Knights of Peter Claver elect youngest supreme knight, CEO ever

NEW ORLEANS – F. DeKarlos Blackmon, 34, of Huntsville, Ala., has been elected the youngest supreme knight and CEO in the history of the century-old Knights of Peter Claver.

Running on a platform of unity and progressive change, Blackmon was elected to the post during the national convention of the nation’s only African-American Catholic fraternal organization and the world’s largest black Catholic lay organization.

The convention, held in early August, drew more than 1,000 members from around the country to St. Louis’ Millennium Hotel.

Blackmon is the pastoral associate and director of liturgy and music for St. Joseph Catholic Church and taught vocal music and theology at Pope John Paul II Catholic High School, both in Huntsville.

He holds a master’s degree in business administration with a concentration in public management and is pursuing a master of arts in pastoral ministry from Saint Mary’s University of Minnesota.
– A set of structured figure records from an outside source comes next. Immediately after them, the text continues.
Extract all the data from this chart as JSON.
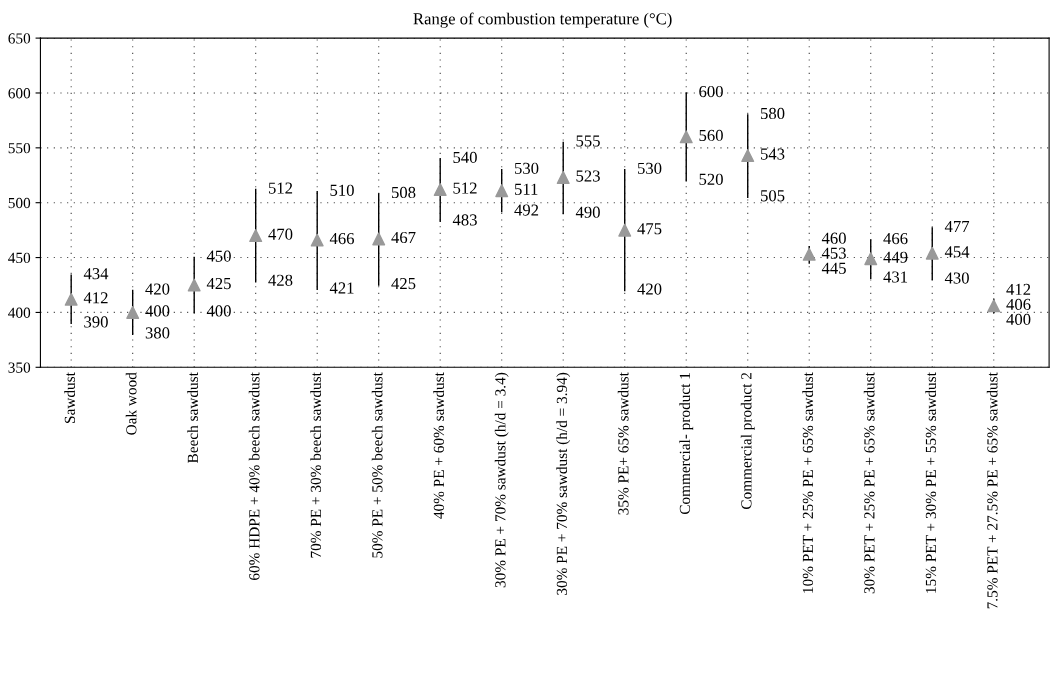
{
  "chart_data": {
    "type": "scatter",
    "title": "Range of combustion temperature (°C)",
    "categories": [
      "Sawdust",
      "Oak wood",
      "Beech sawdust",
      "60% HDPE + 40% beech sawdust",
      "70% PE + 30% beech sawdust",
      "50% PE + 50% beech sawdust",
      "40% PE + 60% sawdust",
      "30% PE + 70% sawdust (h/d = 3.4)",
      "30% PE + 70% sawdust (h/d = 3.94)",
      "35% PE+ 65% sawdust",
      "Commercial- product 1",
      "Commercial product 2",
      "10% PET + 25% PE + 65% sawdust",
      "30% PET + 25% PE + 65% sawdust",
      "15% PET + 30% PE + 55% sawdust",
      "7.5% PET + 27.5% PE + 65% sawdust"
    ],
    "series": [
      {
        "color": "#999999",
        "values": [
          412,
          400,
          425,
          470,
          466,
          467,
          512,
          511,
          523,
          475,
          560,
          543,
          453,
          449,
          454,
          406
        ],
        "errors": [
          [
            390,
            434
          ],
          [
            380,
            420
          ],
          [
            400,
            450
          ],
          [
            428,
            512
          ],
          [
            421,
            510
          ],
          [
            425,
            508
          ],
          [
            483,
            540
          ],
          [
            492,
            530
          ],
          [
            490,
            555
          ],
          [
            420,
            530
          ],
          [
            520,
            600
          ],
          [
            505,
            580
          ],
          [
            445,
            460
          ],
          [
            431,
            466
          ],
          [
            430,
            477
          ],
          [
            400,
            412
          ]
        ],
        "value_labels": [
          "412",
          "400",
          "425",
          "470",
          "466",
          "467",
          "512",
          "511",
          "523",
          "475",
          "560",
          "543",
          "453",
          "449",
          "454",
          "406"
        ]
      }
    ],
    "annotations": [
      {
        "text": "390",
        "x": "Sawdust",
        "y": 390
      },
      {
        "text": "434",
        "x": "Sawdust",
        "y": 434
      },
      {
        "text": "380",
        "x": "Oak wood",
        "y": 380
      },
      {
        "text": "420",
        "x": "Oak wood",
        "y": 420
      },
      {
        "text": "400",
        "x": "Beech sawdust",
        "y": 400
      },
      {
        "text": "450",
        "x": "Beech sawdust",
        "y": 450
      },
      {
        "text": "428",
        "x": "60% HDPE + 40% beech sawdust",
        "y": 428
      },
      {
        "text": "512",
        "x": "60% HDPE + 40% beech sawdust",
        "y": 512
      },
      {
        "text": "421",
        "x": "70% PE + 30% beech sawdust",
        "y": 421
      },
      {
        "text": "510",
        "x": "70% PE + 30% beech sawdust",
        "y": 510
      },
      {
        "text": "425",
        "x": "50% PE + 50% beech sawdust",
        "y": 425
      },
      {
        "text": "508",
        "x": "50% PE + 50% beech sawdust",
        "y": 508
      },
      {
        "text": "483",
        "x": "40% PE + 60% sawdust",
        "y": 483
      },
      {
        "text": "540",
        "x": "40% PE + 60% sawdust",
        "y": 540
      },
      {
        "text": "492",
        "x": "30% PE + 70% sawdust (h/d = 3.4)",
        "y": 492
      },
      {
        "text": "530",
        "x": "30% PE + 70% sawdust (h/d = 3.4)",
        "y": 530
      },
      {
        "text": "490",
        "x": "30% PE + 70% sawdust (h/d = 3.94)",
        "y": 490
      },
      {
        "text": "555",
        "x": "30% PE + 70% sawdust (h/d = 3.94)",
        "y": 555
      },
      {
        "text": "420",
        "x": "35% PE+ 65% sawdust",
        "y": 420
      },
      {
        "text": "530",
        "x": "35% PE+ 65% sawdust",
        "y": 530
      },
      {
        "text": "520",
        "x": "Commercial- product 1",
        "y": 520
      },
      {
        "text": "600",
        "x": "Commercial- product 1",
        "y": 600
      },
      {
        "text": "505",
        "x": "Commercial product 2",
        "y": 505
      },
      {
        "text": "580",
        "x": "Commercial product 2",
        "y": 580
      },
      {
        "text": "445",
        "x": "10% PET + 25% PE + 65% sawdust",
        "y": 445
      },
      {
        "text": "460",
        "x": "10% PET + 25% PE + 65% sawdust",
        "y": 460
      },
      {
        "text": "431",
        "x": "30% PET + 25% PE + 65% sawdust",
        "y": 431
      },
      {
        "text": "466",
        "x": "30% PET + 25% PE + 65% sawdust",
        "y": 466
      },
      {
        "text": "430",
        "x": "15% PET + 30% PE + 55% sawdust",
        "y": 430
      },
      {
        "text": "477",
        "x": "15% PET + 30% PE + 55% sawdust",
        "y": 477
      },
      {
        "text": "400",
        "x": "7.5% PET + 27.5% PE + 65% sawdust",
        "y": 400
      },
      {
        "text": "412",
        "x": "7.5% PET + 27.5% PE + 65% sawdust",
        "y": 412
      }
    ],
    "ylim": [
      350,
      650
    ],
    "yticks": [
      350,
      400,
      450,
      500,
      550,
      600,
      650
    ],
    "grid": true,
    "marker": "triangle",
    "legend": false
  }
}
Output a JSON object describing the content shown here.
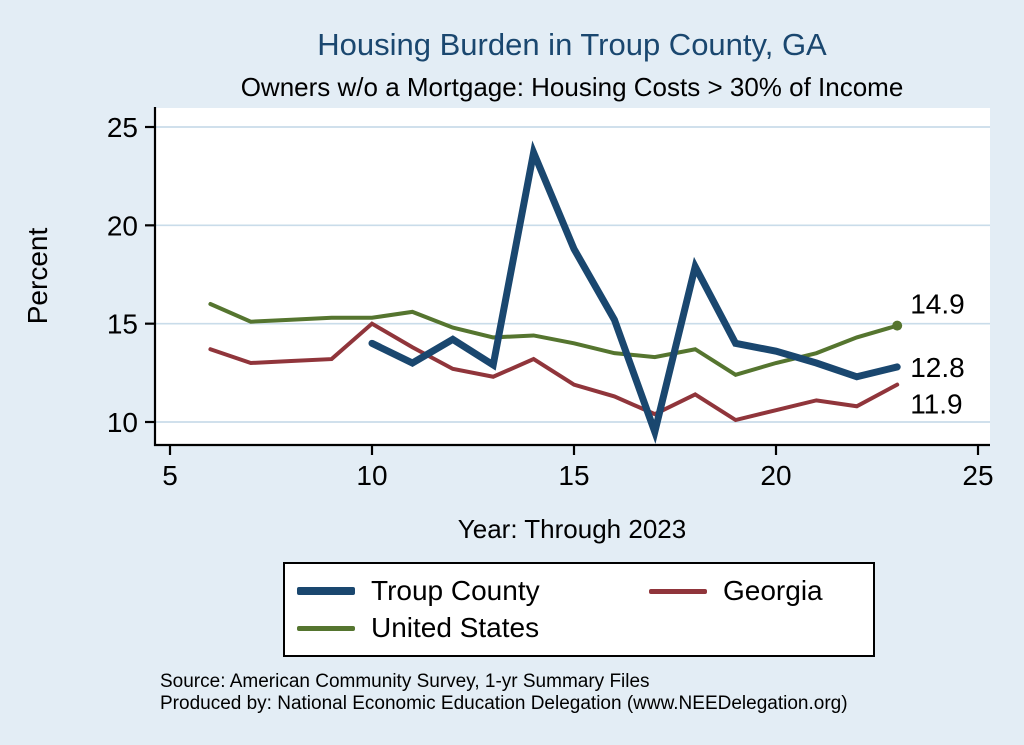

Blackmon also served in the U.S. Army chaplains’ corps. In addition to his military service, he has served as choral director, pianist, organist or music director for various churches, Protestant and Catholic, throughout the southeastern United States and in Korea.

In an address to the post-convention joint board of directors meeting with the Ladies of Peter Claver, Blackmon said he brought “a vision that moves beyond the go along to get along politics that we have experienced in our order, and the rhetoric that divides us.”

“These times demand more than making each other feel comfortable with the status quo,” he added. “I won’t be satisfied until every knight has a place at the table and is respected for the talents he can bring to the table. I won’t be satisfied until a concerted effort has been employed to effectively grow this organization through recruitment, reclamation and retention.”

Based in New Orleans, the Knights of Peter Claver was founded in 1909 in Mobile, Ala., for black men who were barred from other organizations in the Catholic Church. Named for St. Peter Claver, a Jesuit priest from Spain who ministered to African slaves in Cartagena, Colombia, in the 1600s, it has units in more than 400 Catholic parishes in the United States and South America.